Dynamic bonds is something I invented as an alternative to using complex pair interactions to model DNA hybridization. It is difficult to capture the directionality of a hydrogen bond or a base-pair stacking interaction with a simple distance dependent pair interactions. An alternative is to use anisotropic particles to model the nucleotides, e.g. Guy-Berne or RE-squared interactions. In DNA, it would be nice to have coarse-grained models where the secondary level structure (hybridization) is an explicit binary quantity, and secondly that a nucleotide can bond with exactly one complementary nucleotide. WIth dynamic bonds either there is a hybridization bond or there is no hybridization bond. However, since the force field depends on the instantaneous molecular structure, dynamic bonds belongs to the Hamiltonian replica class of techniques.
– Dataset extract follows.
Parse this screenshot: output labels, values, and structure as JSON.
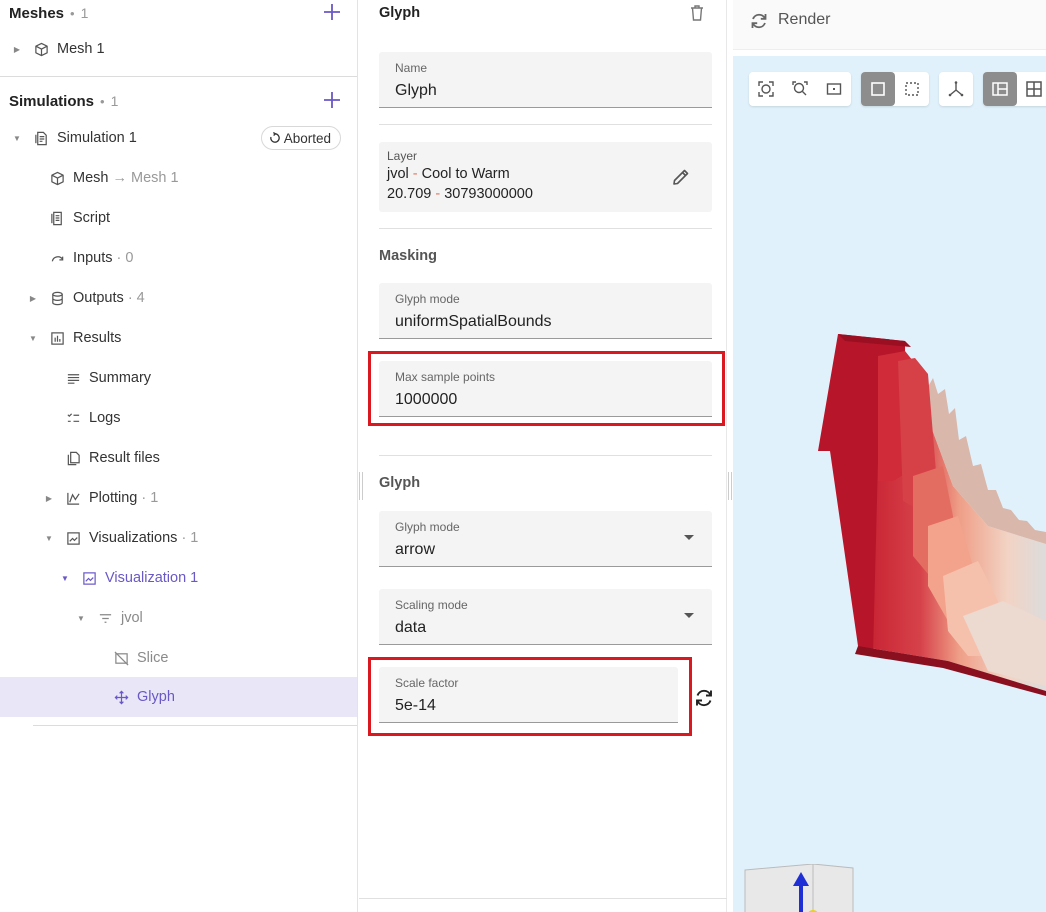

I have extended the Large-scale Atomic/Molecular Massively Parallel Simulator (LAMMPS) to support directional bonds and dynamic bonding. The framework supports stochastic formation of new bonds, breakage of existing bonds, and conversion between bond types. Bond formation can be controlled to limit the maximal functionality of a bead with respect to various bond types. Concomitant with the bond dynamics, angular and dihedral interactions are dynamically introduced between newly connected triplets and quartets of beads, where the interaction type is determined from the local pattern of bead and bond types. When breaking bonds, all angular and dihedral interactions involving broken bonds are removed. The framework allows chemical reactions to be modelled, and use it to simulate a simplistic, coarse-grained DNA model.
Oligomer – DNA template hybridization (rows 1–4) showing the dynamics of bond, angular, and dihedral interactions (columns a–c) for three times (a,b,c) along which the oligomer becomes hybridized with the template. Note that backbone bond directionality is only shown in the first row for simplicity.